Women in Cleantech and Sustainability (WCS) is going strong with their 6th annual WCS talk on November, 2nd 2019 at Google campus in Sunnyvale, Silicon Valley. Back in 2016, I was one of the speakers for their 3rd annual WCS talk and now volunteered for their 6th annual WCS talk. It is amazing to see how WCS has grown and added new agendas in this remarkable one-day event. WCS is one of the unique events, nothing like any international scientific and engineering conferences that I have ever been. When you walked out of this event, you learnt significantly new things completely outside your circle and taught others new knowledge. That is power.

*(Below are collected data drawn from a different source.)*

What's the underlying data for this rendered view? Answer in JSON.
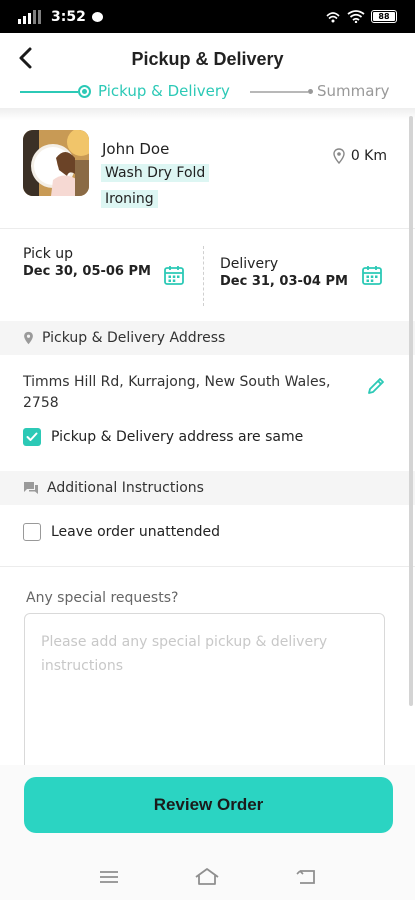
{
  "status_bar": {
    "time": "3:52",
    "battery": "88"
  },
  "header": {
    "title": "Pickup & Delivery"
  },
  "stepper": {
    "steps": [
      {
        "label": "Pickup & Delivery",
        "state": "active"
      },
      {
        "label": "Summary",
        "state": "inactive"
      }
    ]
  },
  "customer": {
    "name": "John Doe",
    "services": [
      "Wash Dry Fold",
      "Ironing"
    ],
    "distance": "0 Km"
  },
  "schedule": {
    "pickup": {
      "title": "Pick up",
      "value": "Dec 30, 05-06 PM"
    },
    "delivery": {
      "title": "Delivery",
      "value": "Dec 31, 03-04 PM"
    }
  },
  "address_section": {
    "heading": "Pickup & Delivery Address",
    "address": "Timms Hill Rd, Kurrajong, New South Wales, 2758",
    "same_address_label": "Pickup & Delivery address are same",
    "same_address_checked": true
  },
  "instructions_section": {
    "heading": "Additional Instructions",
    "unattended_label": "Leave order unattended",
    "unattended_checked": false,
    "special_label": "Any special requests?",
    "special_placeholder": "Please add any special pickup & delivery instructions",
    "special_value": ""
  },
  "actions": {
    "review_label": "Review Order"
  },
  "colors": {
    "accent": "#2cc9b6",
    "button": "#2bd4c2",
    "tag_bg": "#ddf6f3"
  },
  "icons": {
    "back": "arrow-left-icon",
    "location": "map-pin-icon",
    "calendar": "calendar-icon",
    "edit": "pencil-icon",
    "chat": "chat-bubble-icon",
    "nav": [
      "menu-icon",
      "home-icon",
      "back-icon"
    ]
  }
}
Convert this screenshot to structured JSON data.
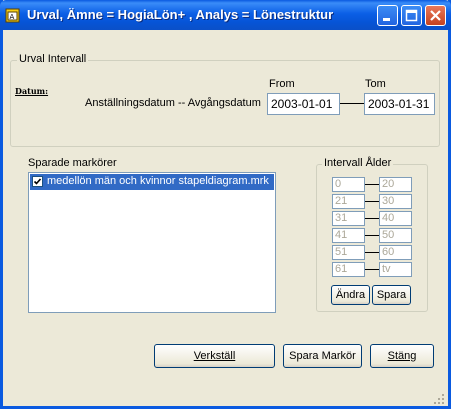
{
  "window": {
    "title": "Urval,  Ämne = HogiaLön+ ,  Analys = Lönestruktur"
  },
  "urval": {
    "group_label": "Urval Intervall",
    "datum_label": "Datum:",
    "field_label": "Anställningsdatum -- Avgångsdatum",
    "from_label": "From",
    "tom_label": "Tom",
    "from_value": "2003-01-01",
    "tom_value": "2003-01-31"
  },
  "markers": {
    "label": "Sparade markörer",
    "items": [
      {
        "label": "medellön män och kvinnor stapeldiagram.mrk",
        "checked": true
      }
    ]
  },
  "age": {
    "group_label": "Intervall Ålder",
    "rows": [
      {
        "from": "0",
        "to": "20"
      },
      {
        "from": "21",
        "to": "30"
      },
      {
        "from": "31",
        "to": "40"
      },
      {
        "from": "41",
        "to": "50"
      },
      {
        "from": "51",
        "to": "60"
      },
      {
        "from": "61",
        "to": "tv"
      }
    ],
    "edit_label": "Ändra",
    "save_label": "Spara"
  },
  "actions": {
    "apply_label": "Verkställ",
    "save_marker_label": "Spara Markör",
    "close_label": "Stäng"
  }
}
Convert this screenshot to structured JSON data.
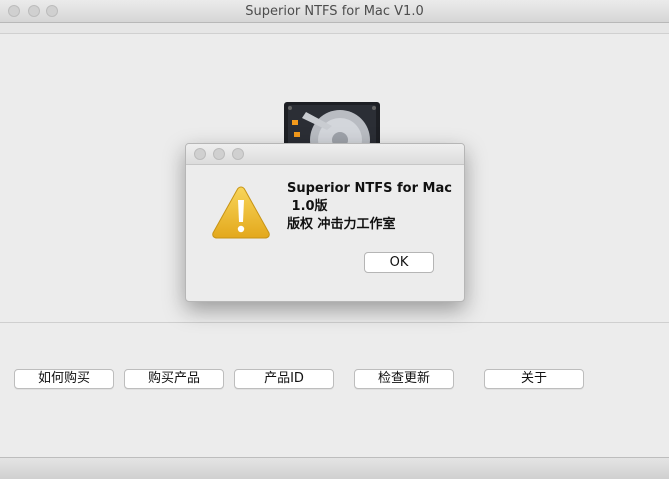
{
  "window": {
    "title": "Superior NTFS for Mac V1.0"
  },
  "buttons": {
    "how_to_buy": "如何购买",
    "buy_product": "购买产品",
    "product_id": "产品ID",
    "check_update": "检查更新",
    "about": "关于"
  },
  "dialog": {
    "title_line1": "Superior NTFS for Mac",
    "title_line2": " 1.0版",
    "body": "版权 冲击力工作室",
    "ok_label": "OK"
  },
  "icons": {
    "dialog_icon": "warning-icon",
    "background_image": "hard-disk-icon"
  },
  "colors": {
    "window_bg": "#ececec",
    "warning_yellow": "#f2c12e"
  }
}
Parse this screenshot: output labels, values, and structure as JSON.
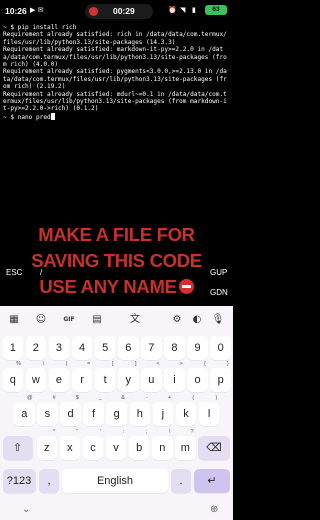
{
  "status": {
    "time": "10:26",
    "notif_icons": "▶ ✉",
    "record_time": "00:29",
    "battery": "63"
  },
  "terminal": {
    "text": "~ $ pip install rich\nRequirement already satisfied: rich in /data/data/com.termux/files/usr/lib/python3.13/site-packages (14.3.3)\nRequirement already satisfied: markdown-it-py>=2.2.0 in /data/data/com.termux/files/usr/lib/python3.13/site-packages (from rich) (4.0.0)\nRequirement already satisfied: pygments<3.0.0,>=2.13.0 in /data/data/com.termux/files/usr/lib/python3.13/site-packages (from rich) (2.19.2)\nRequirement already satisfied: mdurl~=0.1 in /data/data/com.termux/files/usr/lib/python3.13/site-packages (from markdown-it-py>=2.2.0->rich) (0.1.2)\n~ $ nano pred"
  },
  "overlay": {
    "line1": "MAKE A FILE FOR",
    "line2": "SAVING THIS CODE",
    "line3": "USE ANY NAME"
  },
  "extra_keys": {
    "esc": "ESC",
    "slash": "/",
    "pgup": "GUP",
    "pgdn": "GDN"
  },
  "keyboard": {
    "toolbar_icons": [
      "apps-icon",
      "emoji-icon",
      "gif-icon",
      "clipboard-icon",
      "translate-icon",
      "settings-icon",
      "palette-icon",
      "mic-icon"
    ],
    "row1": [
      "1",
      "2",
      "3",
      "4",
      "5",
      "6",
      "7",
      "8",
      "9",
      "0"
    ],
    "row2": [
      "q",
      "w",
      "e",
      "r",
      "t",
      "y",
      "u",
      "i",
      "o",
      "p"
    ],
    "row2_sup": [
      "%",
      "\\",
      "|",
      "=",
      "[",
      "]",
      "<",
      ">",
      "{",
      "}"
    ],
    "row3": [
      "a",
      "s",
      "d",
      "f",
      "g",
      "h",
      "j",
      "k",
      "l"
    ],
    "row3_sup": [
      "@",
      "#",
      "$",
      "_",
      "&",
      "-",
      "+",
      "(",
      ")"
    ],
    "row4": [
      "z",
      "x",
      "c",
      "v",
      "b",
      "n",
      "m"
    ],
    "row4_sup": [
      "*",
      "\"",
      "'",
      ":",
      ";",
      "!",
      "?"
    ],
    "symbols_key": "?123",
    "comma": ",",
    "space_label": "English",
    "period": "."
  }
}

During the lunch break, I sat down with 3 professionals’ women: a consultant in one of the big 4 accounting firms, an oil and gas drilling engineer for the world largest oilfield services company and a senior associate for major California health care provider. Prarthana Narayanan who was the oil and gas engineer expat at Arab and Africa, shared her real-life working stories in oil explorations – how does it works, what are the mechanisms, different techniques adopted to connect the “oil” pores and to my amaze safety precaution to no dolphins during oil exploration process. Tessa Verhoef shared her strategy on what is needed to write a sustainable proposal to an organization where it get approved and executed. She did highlight that WCS event is the right place where all professional women who share the same core values (cleantech and sustainability) can be together and discussed with other subject matter expert deeply. Victoria Hollingshead who is a senior technical consultant was extremely attentive to us and asked lots of questions. What intrigued me was her ability to ask solid and critical questions narrowing to the extreme details, despite the fact that all of us are coming from various background. By coincident, I am currently reading a consulting book by one of the big 4 firms – and amazingly the book highlights the importance of asking “critical” questions. It is just interesting to relate between the two. Well, she is working in one of the big 4. With current unfortunate California state fire emergency and the scheduled blackout by PG&E – I shared pros and cons of residential on-grid solar system (NEM) and gave a sneak preview of my solar training class which I have conducted in Malaysia. And I am super excited that all of us are learning new things.
Women in Cleantech and Sustainability is indeed a great platform for all of us coming from various background and yet having similar core values towards cleantech and sustainability. Not just to rub shoulders with the CEO, co-founders, directors, engineers, and others but also to actually sit down and have the opportunity to learn new things, exchange ideas and teach each others. That is empowerment.